Overturned GSCC banning was ‘disproportionate’
A social worker who was banned from practising by the General Social Care Council has won an appeal against removal from the social care register.
The Care Standards Tribunal (CST) has ruled that a decision by the conduct committee to ban Patricia Kakeeto over her failure to inform them and her employer about a driving disqualification was “disproportionate”.
It has recommended that she should instead be admonished until February 2013.
Ms Kakeeto was removed from the register in February after admitting she had not told her employer she had been disqualified from driving and had continued to receive an essential car user’s allowance.
She then failed inform the GSCC on a registration renewal form three months later and did not declare the conviction and £250 fine on a CRB check two years later.
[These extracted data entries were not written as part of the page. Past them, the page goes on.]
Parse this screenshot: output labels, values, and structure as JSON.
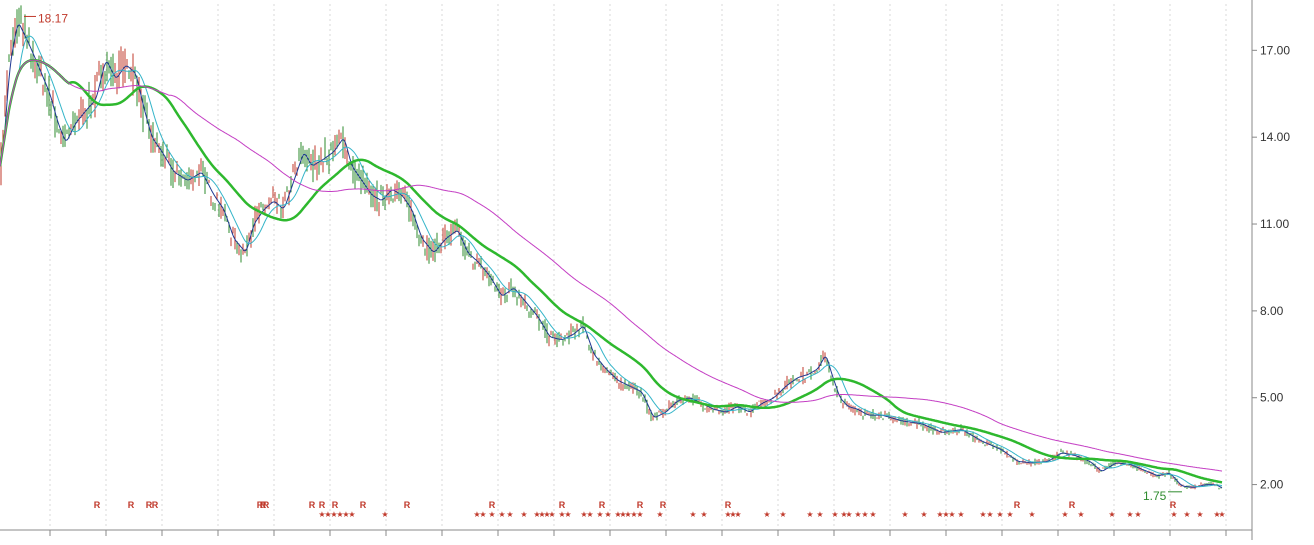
{
  "chart_data": {
    "type": "candlestick",
    "title": "",
    "xlabel": "",
    "ylabel": "",
    "ylim": [
      0.5,
      18.6
    ],
    "y_ticks": [
      "2.00",
      "5.00",
      "8.00",
      "11.00",
      "14.00",
      "17.00"
    ],
    "y_tick_values": [
      2,
      5,
      8,
      11,
      14,
      17
    ],
    "grid": "vertical dashed",
    "annotations": {
      "high_label": "18.17",
      "high_value": 18.17,
      "low_label": "1.75",
      "low_value": 1.75
    },
    "price_anchors": [
      [
        0,
        13.0
      ],
      [
        8,
        16.5
      ],
      [
        16,
        18.0
      ],
      [
        26,
        17.3
      ],
      [
        36,
        16.5
      ],
      [
        48,
        15.5
      ],
      [
        56,
        14.5
      ],
      [
        64,
        13.8
      ],
      [
        74,
        14.5
      ],
      [
        86,
        15.0
      ],
      [
        94,
        15.3
      ],
      [
        104,
        16.7
      ],
      [
        114,
        16.0
      ],
      [
        124,
        16.5
      ],
      [
        134,
        16.2
      ],
      [
        142,
        15.0
      ],
      [
        150,
        14.0
      ],
      [
        160,
        13.5
      ],
      [
        172,
        12.8
      ],
      [
        186,
        12.5
      ],
      [
        200,
        12.8
      ],
      [
        212,
        12.0
      ],
      [
        222,
        11.5
      ],
      [
        232,
        10.5
      ],
      [
        244,
        10.0
      ],
      [
        252,
        11.0
      ],
      [
        262,
        11.5
      ],
      [
        272,
        11.8
      ],
      [
        282,
        11.5
      ],
      [
        292,
        12.5
      ],
      [
        302,
        13.5
      ],
      [
        310,
        13.0
      ],
      [
        320,
        13.2
      ],
      [
        332,
        13.5
      ],
      [
        342,
        14.0
      ],
      [
        350,
        13.0
      ],
      [
        360,
        12.5
      ],
      [
        370,
        12.0
      ],
      [
        380,
        11.8
      ],
      [
        390,
        12.2
      ],
      [
        400,
        12.0
      ],
      [
        410,
        11.5
      ],
      [
        420,
        10.5
      ],
      [
        432,
        10.0
      ],
      [
        444,
        10.5
      ],
      [
        456,
        10.8
      ],
      [
        466,
        10.0
      ],
      [
        476,
        9.7
      ],
      [
        488,
        9.2
      ],
      [
        500,
        8.5
      ],
      [
        512,
        8.8
      ],
      [
        524,
        8.3
      ],
      [
        536,
        7.8
      ],
      [
        548,
        7.1
      ],
      [
        560,
        7.0
      ],
      [
        572,
        7.2
      ],
      [
        582,
        7.5
      ],
      [
        592,
        6.5
      ],
      [
        604,
        6.0
      ],
      [
        616,
        5.6
      ],
      [
        628,
        5.4
      ],
      [
        640,
        5.2
      ],
      [
        652,
        4.3
      ],
      [
        664,
        4.5
      ],
      [
        676,
        4.9
      ],
      [
        688,
        5.0
      ],
      [
        700,
        4.8
      ],
      [
        712,
        4.6
      ],
      [
        724,
        4.5
      ],
      [
        736,
        4.7
      ],
      [
        748,
        4.5
      ],
      [
        760,
        4.8
      ],
      [
        772,
        5.0
      ],
      [
        784,
        5.4
      ],
      [
        796,
        5.7
      ],
      [
        806,
        5.8
      ],
      [
        816,
        6.0
      ],
      [
        824,
        6.5
      ],
      [
        830,
        5.8
      ],
      [
        838,
        5.0
      ],
      [
        846,
        4.7
      ],
      [
        856,
        4.6
      ],
      [
        866,
        4.4
      ],
      [
        880,
        4.4
      ],
      [
        900,
        4.2
      ],
      [
        920,
        4.1
      ],
      [
        940,
        3.8
      ],
      [
        960,
        3.9
      ],
      [
        980,
        3.5
      ],
      [
        1000,
        3.2
      ],
      [
        1016,
        2.8
      ],
      [
        1030,
        2.75
      ],
      [
        1046,
        2.8
      ],
      [
        1060,
        3.1
      ],
      [
        1074,
        3.0
      ],
      [
        1088,
        2.8
      ],
      [
        1100,
        2.45
      ],
      [
        1114,
        2.75
      ],
      [
        1128,
        2.7
      ],
      [
        1142,
        2.5
      ],
      [
        1156,
        2.3
      ],
      [
        1168,
        2.4
      ],
      [
        1180,
        1.95
      ],
      [
        1192,
        1.9
      ],
      [
        1204,
        2.0
      ],
      [
        1214,
        2.0
      ],
      [
        1222,
        1.85
      ]
    ],
    "series": [
      {
        "name": "",
        "color": "#1f3a93",
        "kind": "ma",
        "window": 5
      },
      {
        "name": "",
        "color": "#35b5c9",
        "kind": "ma",
        "window": 20
      },
      {
        "name": "",
        "color": "#2eb82e",
        "kind": "ma",
        "window": 70
      },
      {
        "name": "",
        "color": "#c43fc4",
        "kind": "ma",
        "window": 170
      }
    ],
    "candle_colors": {
      "up": "#c0392b",
      "down": "#2e8b2e"
    },
    "signal_marks": {
      "r_text": "R",
      "star_text": "★",
      "r_positions": [
        97,
        131,
        149,
        155,
        260,
        263,
        266,
        312,
        322,
        335,
        363,
        407,
        492,
        562,
        602,
        640,
        663,
        728,
        1017,
        1072,
        1173
      ],
      "star_positions": [
        322,
        328,
        334,
        340,
        346,
        352,
        385,
        477,
        483,
        492,
        502,
        510,
        524,
        537,
        542,
        547,
        552,
        562,
        568,
        584,
        590,
        600,
        608,
        618,
        623,
        628,
        634,
        640,
        660,
        693,
        704,
        728,
        733,
        738,
        767,
        783,
        810,
        820,
        835,
        844,
        849,
        858,
        865,
        873,
        905,
        924,
        940,
        946,
        952,
        961,
        983,
        990,
        1000,
        1010,
        1032,
        1065,
        1081,
        1112,
        1130,
        1138,
        1174,
        1187,
        1200,
        1217,
        1222
      ]
    }
  }
}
Ms Kakeeto, at the time a social worker at Tower Hamlets council, in London, was convicted at Barking Magistrates’ Court in September 2007, given a £250 fine and banned from driving after pleading guilty failing to stop after an accident and provide a breath test.
The CST took into account her admissions and remorse and the fact there had been no previous complaints or concerns raised about the quality of her work since she had qualified as a social worker in 2000.
In its ruling, it said the conduct committee should have given more consideration to the fact there had been no cause to question Ms Kakeeto’s honesty at work in her 10-year social work career.
“Balancing all of the features present we consider that the penalty was disproportionate because of the period of good service and the particular nature of the incident itself from which the dishonesty flowed, which in itself did not indicate dishonesty and that the dishonesty was limited to one type of situation that is false declarations relating to a conviction, and not aimed at service users,” said the CST.